伝統の大会に刻まれた「ウィリアムズの時代」=ウィンブルドン

秋山英宏/WOWOW

B・J・キングの記録まであと一勝

6年ぶり3度目の優勝を果たした妹セリーナ(左)と準優勝の姉ビーナス 【Getty Images】

 女子シングルスは、セリーナ・ウィリアムズ(米国)が6年ぶり3度目の優勝を飾った。姉ビーナスとの決勝は、7−6(3)、6−2のストレート勝ち。第2セットは2−2から4ゲームを連取し、1時間28分で決着をつけた。4大大会通算では11個目のタイトルとなり、ビリー・ジーン・キング(米国)の12勝(史上6位タイ)にあと一つと迫った。

「信じられないわ。本当に素晴らしい。B・J・キングは私のアイドル。12個目のタイトルを取って、彼女のレベルに到達できたらすてきでしょうね」とセリーナ。ウィンブルドンで5度優勝、今大会は3連覇がかかっていたビーナスを破っての優勝に「この優勝プレートを手にしているのがビーナスではなく私というのはおかしな感じね」と笑った。

 圧倒的な強さで勝ち上がってきたセリーナだったが、準決勝は苦戦した。
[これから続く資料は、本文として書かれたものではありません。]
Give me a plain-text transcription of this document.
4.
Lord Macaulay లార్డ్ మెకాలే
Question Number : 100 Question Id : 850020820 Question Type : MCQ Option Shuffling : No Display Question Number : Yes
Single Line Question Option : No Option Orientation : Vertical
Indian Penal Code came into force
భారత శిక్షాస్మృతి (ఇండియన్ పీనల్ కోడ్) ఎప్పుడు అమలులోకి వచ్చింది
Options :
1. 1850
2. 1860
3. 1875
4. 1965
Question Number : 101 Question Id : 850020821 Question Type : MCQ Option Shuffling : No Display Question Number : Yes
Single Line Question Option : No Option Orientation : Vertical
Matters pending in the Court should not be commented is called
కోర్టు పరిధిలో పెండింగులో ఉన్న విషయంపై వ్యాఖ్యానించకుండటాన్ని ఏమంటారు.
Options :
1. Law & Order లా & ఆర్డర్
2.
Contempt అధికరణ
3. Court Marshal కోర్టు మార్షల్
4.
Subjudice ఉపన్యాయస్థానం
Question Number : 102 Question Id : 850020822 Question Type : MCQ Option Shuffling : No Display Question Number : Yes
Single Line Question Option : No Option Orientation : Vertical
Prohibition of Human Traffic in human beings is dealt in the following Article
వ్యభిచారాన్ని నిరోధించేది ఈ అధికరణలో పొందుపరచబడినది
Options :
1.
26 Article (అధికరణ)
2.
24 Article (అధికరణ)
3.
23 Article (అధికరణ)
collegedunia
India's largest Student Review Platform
エレナ・デメンチェワ(ロシア)と6−7(4)、7−5、8−6、2時間49分の熱戦。第3セット第10ゲームでは相手にマッチポイントを握られるなど、まさに薄氷の勝利だった。ただ、マッチポイントをしのいでの逆転勝ちはこれが通算9度目。常に圧勝のイメージのセレナだが、粘り勝ちも十八番なのである。決勝でも、第1セットのタイブレークで勝負強さを発揮した。

10年間タイトルを独占してきた二人

 ウィリアムズ姉妹がグランドスラムの決勝で対戦するのはこれが8度目になる。クリス・エバートとマルチナ・ナブラチロワ(ともに米国)は4大大会のタイトルを懸けて14度戦っているが、それに次ぐ多さだ。ただ、エバートとナブラチロワは数多くの名勝負を演じたが、姉妹はまだテニス史に残るような好試合を見せてくれてはいない。

 やはり、二人は姉妹なのだ。二人の直接対決では、他の選手との対戦で見られるような鋭い眼光が見られない。ボールのやりとりは激しく、スコアは競っても、生きるか死ぬかの戦いにはならない。姉妹である限り、それは仕方のないことなのだろう。二人そろって決勝に勝ち上がることで、トーナメントは「ウィリアムズ」のものになる。直接対決の結果は、ボーナスのようなものなのかもしれない。

 ともあれ、われわれは今回も二人のパフォーマンスを堪能した。まさにアスリートの動き、そして、この二人にしか生み出せない、強いショットの連続だった。二人は、この10年、その力強さでウィンブルドンのタイトルを独占してきた。2000年から今大会まで、10大会のうち8度まで、優勝プレートは姉妹のどちらかの手に渡った。決勝での直接対決も今回で4度目。決勝のスコアボードに「ウィリアムズ」の名前がなかったのは、アメリー・モレスモー(フランス)がジュスティーヌ・エナン(ベルギー)を破った06年の決勝だけだった。

 この10年は、間違いなく「ウィリアムズの時代」として、ウィンブルドンの歴史に刻まれることだろう。